O fundo de private equity americano Carlyle assumiu participação majoritária da empresa em 2012. Mesmo com a venda, a fundadora permaneceu como CEO. Era para ser uma transição de um ano. Foram cinco.

Ela saiu em 2017 – com as contas no azul –, em uma avaliação do investidor de que era preciso profissionalizar a gestão, com uma visão mais aberta de mercado e com tráfego em instituições financeiras. Um novo CEO foi anunciado.

Desta vez a transição que era pra ser mais densa, foi rasa. Apenas cinco dias. Naquele momento o Brasil já estava em crise. Era final do governo Dilma, início de Temer. Soma-se a isso os planos dos executivos que assumiram que não deram certo. E as trocas foram ocorrendo sucessivamente.

A média é de pouco mais de um ano de atuação para cada executivo entre 2017 e 2023. “Evidentemente, quando se tem uma sucessão rápida de diversos profissionais, por melhor que eles sejam, é muito difícil consolidar resultado”, disse Dubrule.

“O negócio da Tok&Stock é um pouco distinto. Não é supermercadista, não é luxo, mas navega no meio disso. Com o tempo perdemos nossa cultura.”
Ghislaine Dubrule, CEO.

Entre os principais equívocos citados pela francesa está o investimento exacerbado no digital. O time de tecnologia passou de 70 para 350 profissionais. A participação das vendas on-line chegaram a 27%. Mas com um pequeno problema: fechava no prejuízo.

Outro investimento que gerou percalços foi a transferência do centro de distribuição de São Paulo para Extrema (MG).

Paralelamente, veio uma tal de pandemia a partir de 2020. Lojas fechadas, queda nas vendas, insumos mais caros, logística inflacionada. O digital não foi tão eficiente.

“Uma construção de fatores extremamente explosiva”, nas palavras de Dubrule.

Houve ainda outro fator determinante para o negócio degringolar, segundo a fundadora: lojas menores, apenas com exposição de acessórios. E novamente a sinceridade da executiva vem à tona. “Isso banalizou a marca. Nosso cliente quer a Tok&Stok com a sua coleção mista, de móveis e acessórios.”

Ghislaine Dubrule, CEO da Tok&Stok

“Nosso cliente é inspiracional, life style, antenado em moda, ligado em design e quer passear por tudo isso na loja.”
Ghislaine Dubrule CEO da Tok&Stok

PRESENTE

E o que Ghislaine Dubrule tem feito para resgatar a Tok&Stok? Ela explica.

• Primeiro, renegociou a dívida com os bancos — os próximos dois anos estão livres de pagamento.
• Além disso, fechou 17 lojas compactas que eram deficitárias. Ficaram 51 unidades grandes, como modelou a fundadora no início do negócio.
• E o fundo Carlyle aportou R$ 100 milhões para dar fôlego à companhia.

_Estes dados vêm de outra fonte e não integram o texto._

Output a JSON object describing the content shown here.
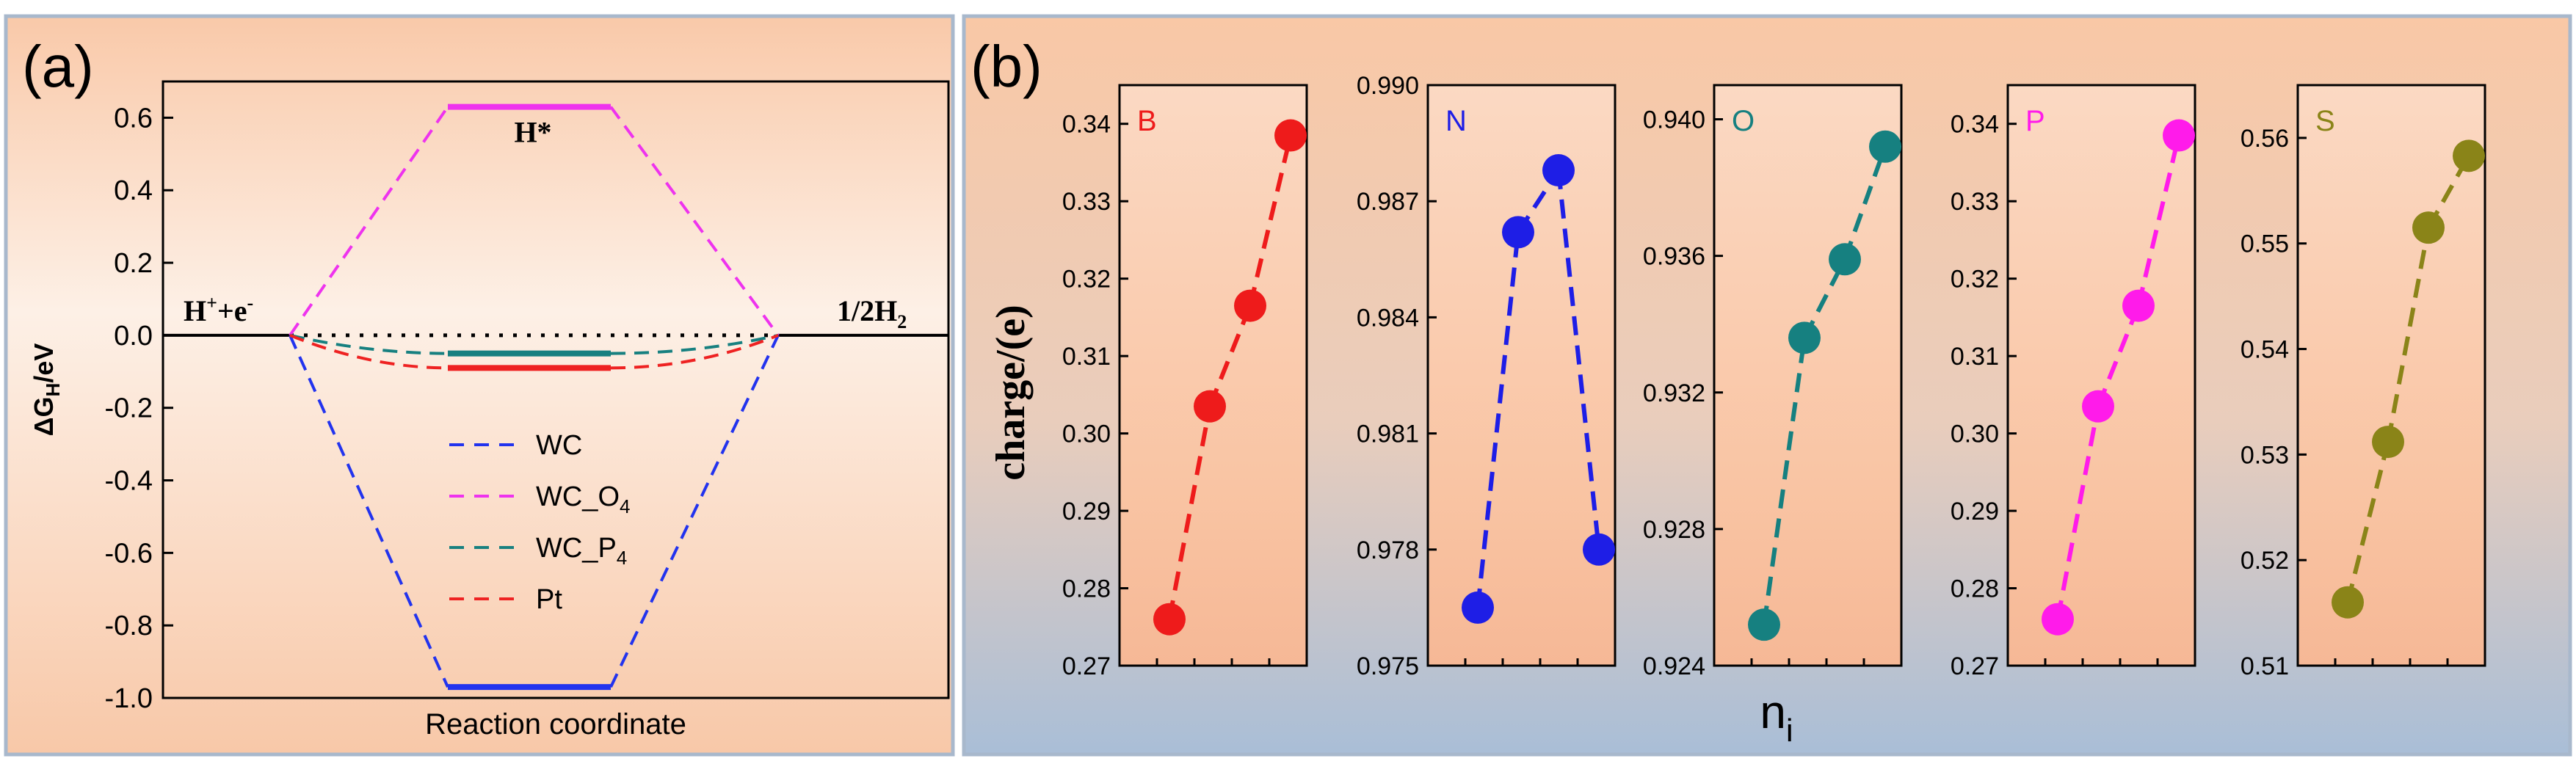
{
  "chart_data": [
    {
      "panel": "(a)",
      "type": "line",
      "xlabel": "Reaction coordinate",
      "ylabel_main": "ΔG",
      "ylabel_sub": "H",
      "ylabel_tail": "/eV",
      "ylim": [
        -1.0,
        0.7
      ],
      "yticks": [
        "0.6",
        "0.4",
        "0.2",
        "0.0",
        "-0.2",
        "-0.4",
        "-0.6",
        "-0.8",
        "-1.0"
      ],
      "ytick_values": [
        0.6,
        0.4,
        0.2,
        0.0,
        -0.2,
        -0.4,
        -0.6,
        -0.8,
        -1.0
      ],
      "annotations": {
        "left_state_main": "H",
        "left_state_sup": "+",
        "left_state_mid": "+e",
        "left_state_sup2": "-",
        "right_state_main": "1/2H",
        "right_state_sub": "2",
        "intermediate": "H*"
      },
      "series": [
        {
          "name": "WC",
          "legend_main": "WC",
          "legend_sub": "",
          "color": "#2233ee",
          "value": -0.97
        },
        {
          "name": "WC_O4",
          "legend_main": "WC_O",
          "legend_sub": "4",
          "color": "#ee33ee",
          "value": 0.63
        },
        {
          "name": "WC_P4",
          "legend_main": "WC_P",
          "legend_sub": "4",
          "color": "#178080",
          "value": -0.05
        },
        {
          "name": "Pt",
          "legend_main": "Pt",
          "legend_sub": "",
          "color": "#ee2222",
          "value": -0.09
        }
      ]
    },
    {
      "panel": "(b)",
      "type": "scatter",
      "xlabel_main": "n",
      "xlabel_sub": "i",
      "ylabel": "charge/(e)",
      "subplots": [
        {
          "label": "B",
          "color": "#ee1b1b",
          "ylim": [
            0.27,
            0.345
          ],
          "yticks": [
            "0.34",
            "0.33",
            "0.32",
            "0.31",
            "0.30",
            "0.29",
            "0.28",
            "0.27"
          ],
          "ytick_values": [
            0.34,
            0.33,
            0.32,
            0.31,
            0.3,
            0.29,
            0.28,
            0.27
          ],
          "values": [
            0.276,
            0.3035,
            0.3165,
            0.3385
          ]
        },
        {
          "label": "N",
          "color": "#1e1ee6",
          "ylim": [
            0.975,
            0.99
          ],
          "yticks": [
            "0.990",
            "0.987",
            "0.984",
            "0.981",
            "0.978",
            "0.975"
          ],
          "ytick_values": [
            0.99,
            0.987,
            0.984,
            0.981,
            0.978,
            0.975
          ],
          "values": [
            0.9765,
            0.9862,
            0.9878,
            0.978
          ]
        },
        {
          "label": "O",
          "color": "#168080",
          "ylim": [
            0.924,
            0.941
          ],
          "yticks": [
            "0.940",
            "0.936",
            "0.932",
            "0.928",
            "0.924"
          ],
          "ytick_values": [
            0.94,
            0.936,
            0.932,
            0.928,
            0.924
          ],
          "values": [
            0.9252,
            0.9336,
            0.9359,
            0.9392
          ]
        },
        {
          "label": "P",
          "color": "#ff1bea",
          "ylim": [
            0.27,
            0.345
          ],
          "yticks": [
            "0.34",
            "0.33",
            "0.32",
            "0.31",
            "0.30",
            "0.29",
            "0.28",
            "0.27"
          ],
          "ytick_values": [
            0.34,
            0.33,
            0.32,
            0.31,
            0.3,
            0.29,
            0.28,
            0.27
          ],
          "values": [
            0.276,
            0.3035,
            0.3165,
            0.3385
          ]
        },
        {
          "label": "S",
          "color": "#8a8418",
          "ylim": [
            0.51,
            0.565
          ],
          "yticks": [
            "0.56",
            "0.55",
            "0.54",
            "0.53",
            "0.52",
            "0.51"
          ],
          "ytick_values": [
            0.56,
            0.55,
            0.54,
            0.53,
            0.52,
            0.51
          ],
          "values": [
            0.516,
            0.5312,
            0.5515,
            0.5583
          ]
        }
      ]
    }
  ]
}
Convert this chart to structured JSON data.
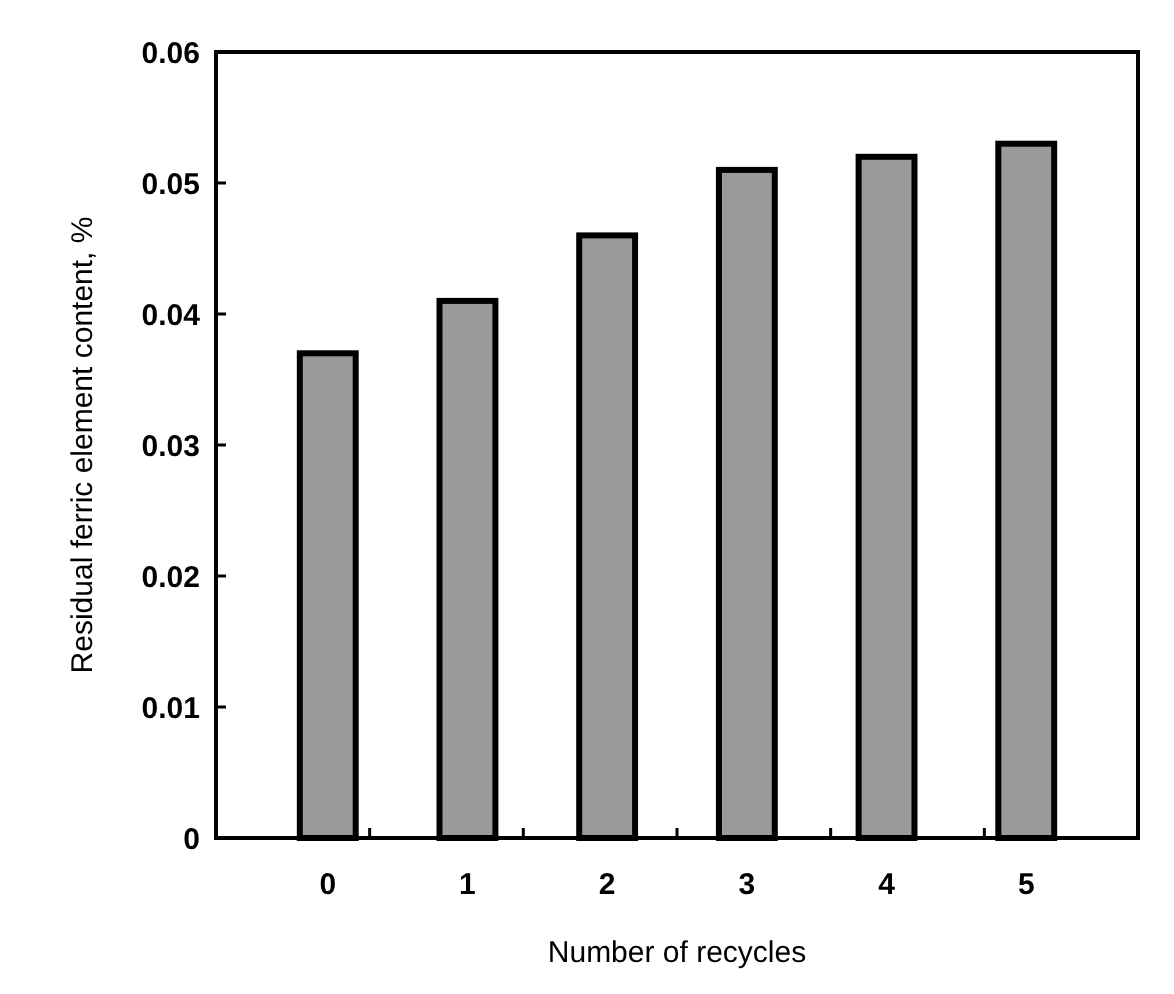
{
  "chart_data": {
    "type": "bar",
    "xlabel": "Number of recycles",
    "ylabel": "Residual ferric element content, %",
    "categories": [
      "0",
      "1",
      "2",
      "3",
      "4",
      "5"
    ],
    "values": [
      0.037,
      0.041,
      0.046,
      0.051,
      0.052,
      0.053
    ],
    "color": "#9a9a9a",
    "ylim": [
      0,
      0.06
    ],
    "yticks": [
      0,
      0.01,
      0.02,
      0.03,
      0.04,
      0.05,
      0.06
    ],
    "grid": false
  }
}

O gerenciamento está no laço da executiva. “São cinco dezenas de lojas, um CD e 35 entrepostos para dar vazão às mercadorias. Temos de ter regras e controle rígido dos fluxos e processos para não perder a lucratividade”, afirmou Dubrule.

FUTURO

E o que vem pela frente? Foco nas lojas físicas, sem inauguração de lojas prevista até o fim de 2024. Manutenção do patamar de 17% nas vendas on-line“Nosso cliente é inspiracional, life style, antenado em moda, ligado em design e quer passear por tudo isso na loja.”

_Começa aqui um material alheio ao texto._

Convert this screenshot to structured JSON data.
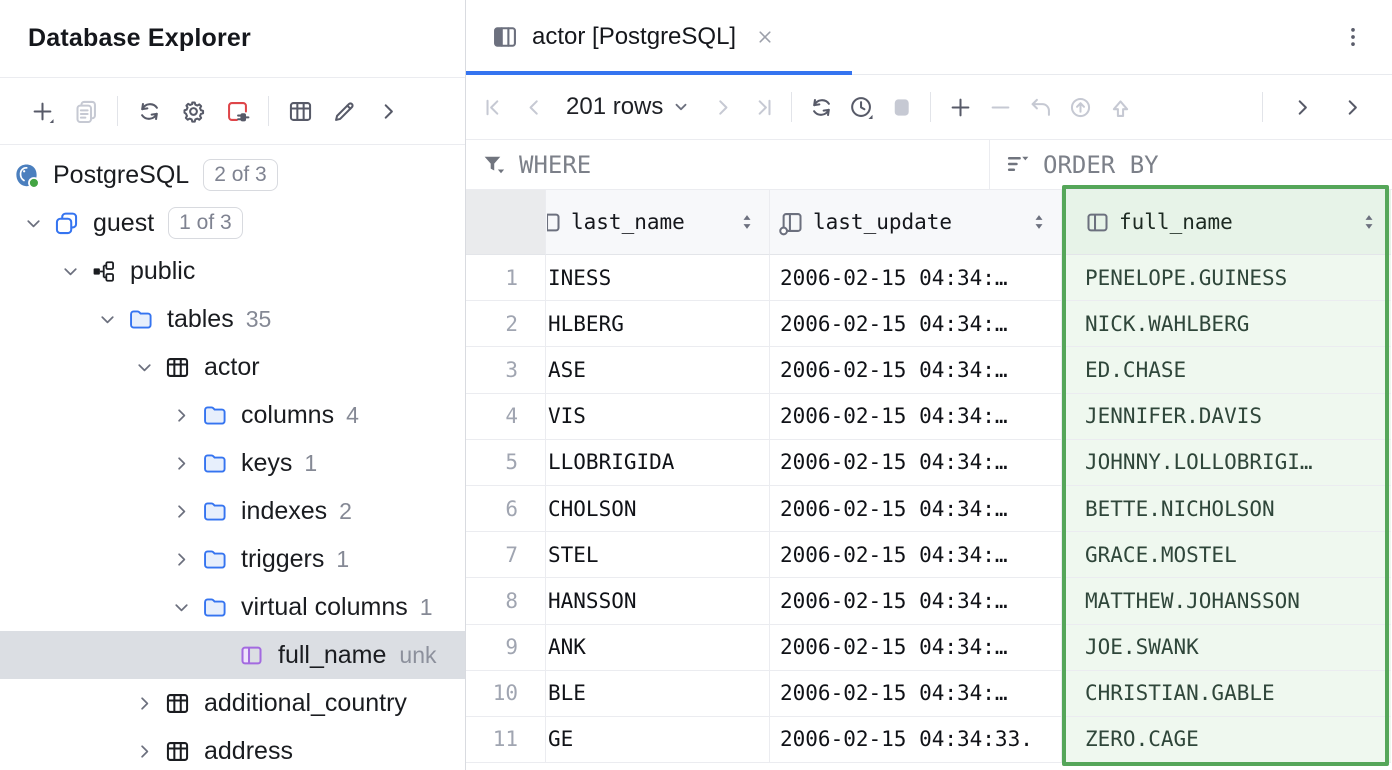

Oito coleções serão lançadas em 2024. “Novos produtos, novas cores, estampas e tendências. Todos os setores renovados. É nosso DNA.”

A perspectiva é de que essas ações farão a receita voltar a crescer após queda de 2022 (cerca de R$ 1,7 bilhão) para este ano (R$ 1,2 bilhão). “Devemos nos aproximar do breakeven em 2023”, disse a CEO.

Nesse caso, empate é vitória. “Nosso objetivo para 2024 é retornar com uma geração de caixa positiva e o lucro também.” E uma possível fusão com a Mobly? Existe a possibilidade. A fase é de conversas, com due diligence para entender o que cada lado tem a oferecer. A Tok&Stok entra com a refundação.